2.2.5. Number of Floors Detector

The module is bundled with BRAILS, hence its use does not require a separate installation if BRAILS was installed following the Installation instructions.

This module enables automated detection of number of floors in a building from image input. It takes the directory for an image or folder of images as input and writes the number of floor detections for each image into a CSV file. As the module is developed for performing predictions on only street-level building imagery, meaningful model outputs for other classes of images shall not be expected.

2.2.5.1. Use the module

# Import the module
from brails.modules import NFloorDetector

# Initialize the detector
nfloorDetector = NFloorDetector()

# Define the path of the images:
imDir = "datasets/test/"

# Detect the number of floors in each image inside imDir and write them in a
# CSV file. The prediction can be also assigned to DataFrame variable:
predictions = nfloorDetector.predict(imDir)

# Train a new detector using EfficientDet-D7 for 50 epochs
nfloorDetector.load_train_data(rootDir="datasets/")
nfloorDetector.train(compCoeff=7,numEpochs=50)

2.2.5.2. Floor detection through Object Detection

The number of floor detections performed by this module are based on image-based detections of visible floor locations (i.e, rows of windows) from street-level images. The current pretrained model that comes with this module was trained on the EfficientDet-D4 architecture using a dataset of 60,000 building images retrieved from all counties of New Jersey, excluding Atlantic County. 80%, 15%, and 5% of the samples in dataset were used for training, validation, and testing, respectively. All three sets were formed to be disjoint from each other to eliminate data contamination. In training the model, to ensure faster model convergence, initial weights of the model were set to model weights of the (pretrained) object detection model that, at the time, achieved state-of-the-art performance on the 2017 COCO Detection set.
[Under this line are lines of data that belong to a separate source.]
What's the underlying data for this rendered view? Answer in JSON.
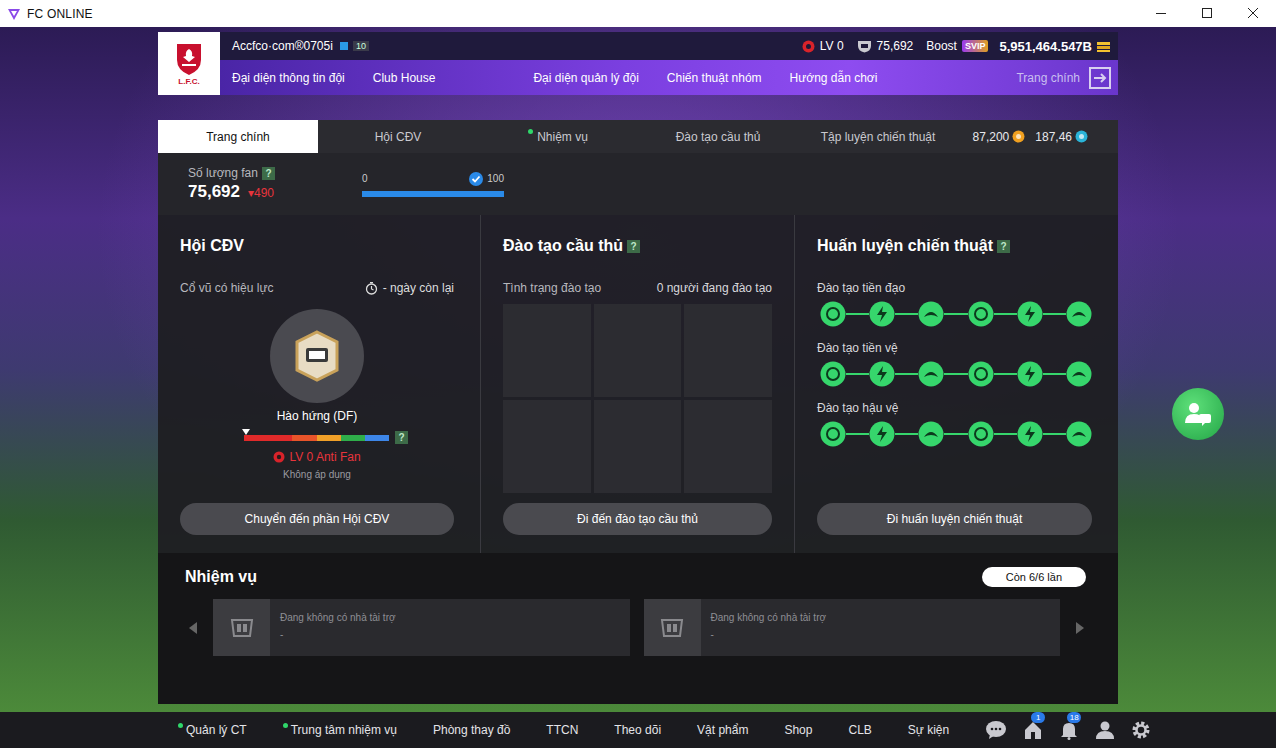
{
  "window": {
    "title": "FC ONLINE"
  },
  "help_glyph": "?",
  "header": {
    "club_logo": "L.F.C.",
    "name": "Accfco·com®0705i",
    "name_badge": "10",
    "level": "LV 0",
    "fans": "75,692",
    "boost": "Boost",
    "boost_badge": "SVIP",
    "balance": "5,951,464.547B"
  },
  "nav": {
    "items": [
      "Đại diện thông tin đội",
      "Club House",
      "Đại diện quản lý đội",
      "Chiến thuật nhóm",
      "Hướng dẫn chơi"
    ],
    "exit": "Trang chính"
  },
  "tabs": [
    {
      "label": "Trang chính",
      "selected": true,
      "dot": false
    },
    {
      "label": "Hội CĐV",
      "selected": false,
      "dot": false
    },
    {
      "label": "Nhiệm vụ",
      "selected": false,
      "dot": true
    },
    {
      "label": "Đào tạo cầu thủ",
      "selected": false,
      "dot": false
    },
    {
      "label": "Tập luyện chiến thuật",
      "selected": false,
      "dot": false
    }
  ],
  "currencies": [
    {
      "value": "87,200",
      "color": "#f0a020"
    },
    {
      "value": "187,46",
      "color": "#2ab4d8"
    }
  ],
  "fan_count": {
    "label": "Số lượng fan",
    "value": "75,692",
    "change": "▾490",
    "progress": {
      "min": "0",
      "max": "100",
      "level": 1,
      "done": true
    }
  },
  "supporters": {
    "title": "Hội CĐV",
    "effect_label": "Cổ vũ có hiệu lực",
    "days_left": "- ngày còn lại",
    "mood": "Hào hứng (DF)",
    "mood_level": 0,
    "segments": [
      {
        "color": "#e02a2a"
      },
      {
        "color": "#e8542a"
      },
      {
        "color": "#f0a028"
      },
      {
        "color": "#2fae4a"
      },
      {
        "color": "#3d86e8"
      }
    ],
    "fan_level": "LV 0 Anti Fan",
    "status": "Không áp dụng",
    "button": "Chuyển đến phần Hội CĐV"
  },
  "training": {
    "title": "Đào tạo cầu thủ",
    "status_label": "Tình trạng đào tạo",
    "count": "0 người đang đào tạo",
    "slots": [
      {
        "filled": false
      },
      {
        "filled": false
      },
      {
        "filled": false
      },
      {
        "filled": false
      },
      {
        "filled": false
      },
      {
        "filled": false
      }
    ],
    "button": "Đi đến đào tạo cầu thủ"
  },
  "tactics": {
    "title": "Huấn luyện chiến thuật",
    "groups": [
      {
        "label": "Đào tạo tiền đạo",
        "nodes": [
          {
            "unlocked": true
          },
          {
            "unlocked": true
          },
          {
            "unlocked": true
          },
          {
            "unlocked": true
          },
          {
            "unlocked": true
          },
          {
            "unlocked": true
          }
        ]
      },
      {
        "label": "Đào tạo tiền vệ",
        "nodes": [
          {
            "unlocked": true
          },
          {
            "unlocked": true
          },
          {
            "unlocked": true
          },
          {
            "unlocked": true
          },
          {
            "unlocked": true
          },
          {
            "unlocked": true
          }
        ]
      },
      {
        "label": "Đào tạo hậu vệ",
        "nodes": [
          {
            "unlocked": true
          },
          {
            "unlocked": true
          },
          {
            "unlocked": true
          },
          {
            "unlocked": true
          },
          {
            "unlocked": true
          },
          {
            "unlocked": true
          }
        ]
      }
    ],
    "button": "Đi huấn luyện chiến thuật"
  },
  "missions": {
    "title": "Nhiệm vụ",
    "remaining": "Còn 6/6 lần",
    "cards": [
      {
        "title": "Đang không có nhà tài trợ",
        "detail": "-"
      },
      {
        "title": "Đang không có nhà tài trợ",
        "detail": "-"
      }
    ]
  },
  "bottom_bar": {
    "items": [
      {
        "label": "Quản lý CT",
        "dot": true
      },
      {
        "label": "Trung tâm nhiệm vụ",
        "dot": true
      },
      {
        "label": "Phòng thay đồ",
        "dot": false
      },
      {
        "label": "TTCN",
        "dot": false
      },
      {
        "label": "Theo dõi",
        "dot": false
      },
      {
        "label": "Vật phẩm",
        "dot": false
      },
      {
        "label": "Shop",
        "dot": false
      },
      {
        "label": "CLB",
        "dot": false
      },
      {
        "label": "Sự kiện",
        "dot": false
      }
    ],
    "icons": [
      {
        "kind": "chat",
        "badge": ""
      },
      {
        "kind": "home",
        "badge": "1"
      },
      {
        "kind": "bell",
        "badge": "18"
      },
      {
        "kind": "profile",
        "badge": ""
      },
      {
        "kind": "settings",
        "badge": ""
      }
    ]
  }
}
For this specific implementation, the peak model performance was achieved using the Adam optimizer at a learning rate of 0.0001 (batch size: 2) after 50 epochs. Figure fig_FloorDetections shows examples of the floor detections performed by the model.

Sample model floor detections

Sample floor detections of the pretrained model provided with this module, shown by bright green bounding boxes. The percentage value shown on the top right corner of each bounding box indicates the model’s confidence level associated with that prediction.

For a given image, the described floor detection model generates the bounding box output for its detections and calculates the confidence level associated with each detection. A post-processor that converts stacks of neighboring bounding boxes into floor counts is provided as a part of this module. Recognizing an image may contain more than one building at a time, this post-processor is capable of detecting floor counts for multiple building instances in an input image.